Stochastic analysis of an adaptive cubic regularization method under inexact gradient evaluations and dynamic Hessian accuracy.

We here adapt an extended version of the adaptive cubic regularization method with dynamic inexact Hessian information for nonconvex optimization in Bellavia et al. [Adaptive cubic regularization methods with dynamic inexact hessian information and applications to finite-sum minimization. IMA Journal of Numerical Analysis. 2021;41(1):764–799] to the stochastic optimization setting. While exact function evaluations are still considered, this novel variant inherits the innovative use of adaptive accuracy requirements for Hessian approximations introduced in the just quoted paper and additionally employs inexact computations of the gradient. Without restrictions on the variance of the errors, we assume that these approximations are available within a sufficiently large, but fixed, probability and we extend, in the spirit of Cartis and Scheinberg [Global convergence rate analysis of unconstrained optimization methods based on probabilistic models.
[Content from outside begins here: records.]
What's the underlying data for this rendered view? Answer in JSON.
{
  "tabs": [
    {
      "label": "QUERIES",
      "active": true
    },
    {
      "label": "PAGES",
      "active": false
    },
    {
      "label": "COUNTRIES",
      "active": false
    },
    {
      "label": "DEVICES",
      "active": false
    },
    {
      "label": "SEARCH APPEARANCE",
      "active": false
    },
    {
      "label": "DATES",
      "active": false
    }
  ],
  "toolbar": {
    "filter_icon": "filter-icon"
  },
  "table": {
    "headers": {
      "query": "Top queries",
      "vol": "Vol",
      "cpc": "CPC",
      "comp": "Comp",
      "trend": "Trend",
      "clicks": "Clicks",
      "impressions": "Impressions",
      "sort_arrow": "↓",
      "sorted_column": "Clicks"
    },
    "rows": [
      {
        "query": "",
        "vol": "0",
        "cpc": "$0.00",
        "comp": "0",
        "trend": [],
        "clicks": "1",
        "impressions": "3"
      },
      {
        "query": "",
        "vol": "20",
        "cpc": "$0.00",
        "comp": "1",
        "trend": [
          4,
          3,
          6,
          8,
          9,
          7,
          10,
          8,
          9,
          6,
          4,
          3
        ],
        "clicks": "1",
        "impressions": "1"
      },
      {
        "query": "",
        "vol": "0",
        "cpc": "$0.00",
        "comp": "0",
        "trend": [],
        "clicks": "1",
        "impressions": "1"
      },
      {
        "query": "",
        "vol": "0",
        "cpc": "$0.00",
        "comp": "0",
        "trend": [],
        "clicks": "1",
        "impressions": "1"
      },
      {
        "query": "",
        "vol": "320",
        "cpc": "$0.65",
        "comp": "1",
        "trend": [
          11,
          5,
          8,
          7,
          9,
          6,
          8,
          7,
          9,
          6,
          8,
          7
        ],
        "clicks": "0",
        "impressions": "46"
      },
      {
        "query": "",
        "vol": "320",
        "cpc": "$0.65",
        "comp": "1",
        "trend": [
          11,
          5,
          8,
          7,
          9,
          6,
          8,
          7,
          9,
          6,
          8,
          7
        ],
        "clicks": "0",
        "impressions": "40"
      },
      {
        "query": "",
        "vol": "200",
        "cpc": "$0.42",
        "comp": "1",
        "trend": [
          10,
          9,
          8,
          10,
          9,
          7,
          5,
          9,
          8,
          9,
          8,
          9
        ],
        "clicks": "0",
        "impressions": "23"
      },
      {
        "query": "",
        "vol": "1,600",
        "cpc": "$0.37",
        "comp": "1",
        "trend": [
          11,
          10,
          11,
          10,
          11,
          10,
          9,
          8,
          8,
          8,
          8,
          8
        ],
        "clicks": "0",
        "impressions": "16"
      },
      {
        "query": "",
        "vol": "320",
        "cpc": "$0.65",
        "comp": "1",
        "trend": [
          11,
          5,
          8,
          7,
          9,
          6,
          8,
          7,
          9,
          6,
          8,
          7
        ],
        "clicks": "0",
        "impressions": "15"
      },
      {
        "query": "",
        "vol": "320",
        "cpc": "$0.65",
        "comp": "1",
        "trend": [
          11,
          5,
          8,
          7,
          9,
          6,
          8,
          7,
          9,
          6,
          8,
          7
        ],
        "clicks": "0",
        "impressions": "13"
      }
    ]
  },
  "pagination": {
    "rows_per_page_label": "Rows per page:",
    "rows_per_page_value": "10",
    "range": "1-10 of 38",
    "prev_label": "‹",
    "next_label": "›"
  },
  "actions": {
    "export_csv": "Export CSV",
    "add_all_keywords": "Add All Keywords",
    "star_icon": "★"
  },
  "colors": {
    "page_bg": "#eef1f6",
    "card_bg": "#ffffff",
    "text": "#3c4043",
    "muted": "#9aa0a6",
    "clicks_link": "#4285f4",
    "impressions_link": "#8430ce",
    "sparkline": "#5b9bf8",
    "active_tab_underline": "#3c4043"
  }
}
Math Program Ser A. 2018;159(2):337–375], the deterministic analysis of the framework to its stochastic counterpart, showing that the expected number of iterations to reach a first-order stationary point matches the well-known worst-case optimal complexity. This is, in fact, still given by O(ϵ−3/2), with respect to the first-order ϵ tolerance. Finally, numerical tests on nonconvex finite-sum minimization confirm that using inexact first- and second-order derivatives can be beneficial in terms of the computational savings.